Algunas características del llamado “perro salchicha” son inconfundibles, lo conocemos por su alargado cuerpo y sus patas cortas, pero ¿qué sabemos de él? Aquí te dejamos un poco de información sobre este Dachshund, también conocido como Teckel.

Su característica figura

Esta peculiar fisonomía se debe a una mutación genética conocida como “bassetismo”, que es un tipo de acondroplasia, esto es, un trastorno en el crecimiento óseo de los cartílagos que provoca enanismo, especialmente en las extremidades. De aquí su peculiar apodo de “perro salchicha”, ya que su anatomía nos recuerda a este embutido.

 

Un gran campañero

El Dachshund es el perro ideal para cualquier persona.
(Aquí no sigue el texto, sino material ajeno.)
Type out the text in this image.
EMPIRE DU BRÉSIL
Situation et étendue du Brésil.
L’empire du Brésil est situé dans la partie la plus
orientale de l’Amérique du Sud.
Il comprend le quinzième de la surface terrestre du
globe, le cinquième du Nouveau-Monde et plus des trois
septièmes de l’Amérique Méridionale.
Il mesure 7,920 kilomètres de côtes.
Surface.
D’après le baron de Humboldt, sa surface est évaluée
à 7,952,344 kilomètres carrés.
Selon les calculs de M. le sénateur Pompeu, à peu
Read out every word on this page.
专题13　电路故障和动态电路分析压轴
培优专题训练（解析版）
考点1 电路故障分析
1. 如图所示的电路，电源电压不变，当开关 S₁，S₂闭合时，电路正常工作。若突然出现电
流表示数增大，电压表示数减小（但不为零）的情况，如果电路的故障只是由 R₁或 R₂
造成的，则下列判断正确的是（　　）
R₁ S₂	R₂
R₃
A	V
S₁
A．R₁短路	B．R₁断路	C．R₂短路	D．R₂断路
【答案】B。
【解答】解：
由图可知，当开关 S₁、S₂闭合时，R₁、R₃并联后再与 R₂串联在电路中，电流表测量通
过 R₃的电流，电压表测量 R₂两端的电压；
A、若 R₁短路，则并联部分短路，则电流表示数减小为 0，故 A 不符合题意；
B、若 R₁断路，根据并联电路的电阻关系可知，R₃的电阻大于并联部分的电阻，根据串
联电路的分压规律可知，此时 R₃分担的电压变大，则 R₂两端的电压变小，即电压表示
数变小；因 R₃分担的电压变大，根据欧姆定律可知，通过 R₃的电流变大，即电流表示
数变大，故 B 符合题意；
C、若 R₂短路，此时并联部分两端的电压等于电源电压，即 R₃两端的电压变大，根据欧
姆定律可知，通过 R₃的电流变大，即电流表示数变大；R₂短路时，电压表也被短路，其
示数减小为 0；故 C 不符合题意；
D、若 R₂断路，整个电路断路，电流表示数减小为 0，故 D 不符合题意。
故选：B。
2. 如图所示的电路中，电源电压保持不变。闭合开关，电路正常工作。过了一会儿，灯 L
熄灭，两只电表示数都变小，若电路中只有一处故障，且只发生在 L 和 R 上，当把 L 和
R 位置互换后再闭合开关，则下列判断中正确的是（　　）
De tamaño más bien pequeño, es fácil mantenerlo en buena forma física sin ser muy demandante en cuanto a actividades recreativas, pero sobre todo cuenta con una personalidad encantadora: es amistoso, sociable y cariñoso. Es posible que en ocasiones pueda llegar a ser testarudo, pero ese comportamiento se puede modificar con facilidad, siempre y cuando tomemos el tiempo necesario para ello.

Este perrito es muy entendido. Su buen humor, además de la afinidad que logra con niños y adultos mayores, lo ha llevado a ser un can muy apreciado. Con buenos cuidados, visitas regulares al veterinario y la atención necesaria, puede llegar a ser muy longevo: su promedio de vida es de 15 años.

En cuanto a los cuidados, es un perro muy limpio; el de pelo corto no necesita mayor cuidado, pero el de pelaje largo demanda un poco más de atención (sobre todo por el cepillado), mientras que el de pelo duro precisa acudir a la estética canina para que reciba los cuidados necesarios.

Para hablar del propietario ideal de un Teckel, sencillamente debe ser alguien que disfrute del amor canino. Esta raza suele ser muy sociable, pero destina mayor atención a una persona en específico. Por otra parte es un sabueso muy lúdico, le encantan los juegos, dentro y fuera de la casa, pero no por ello es en exceso demandante.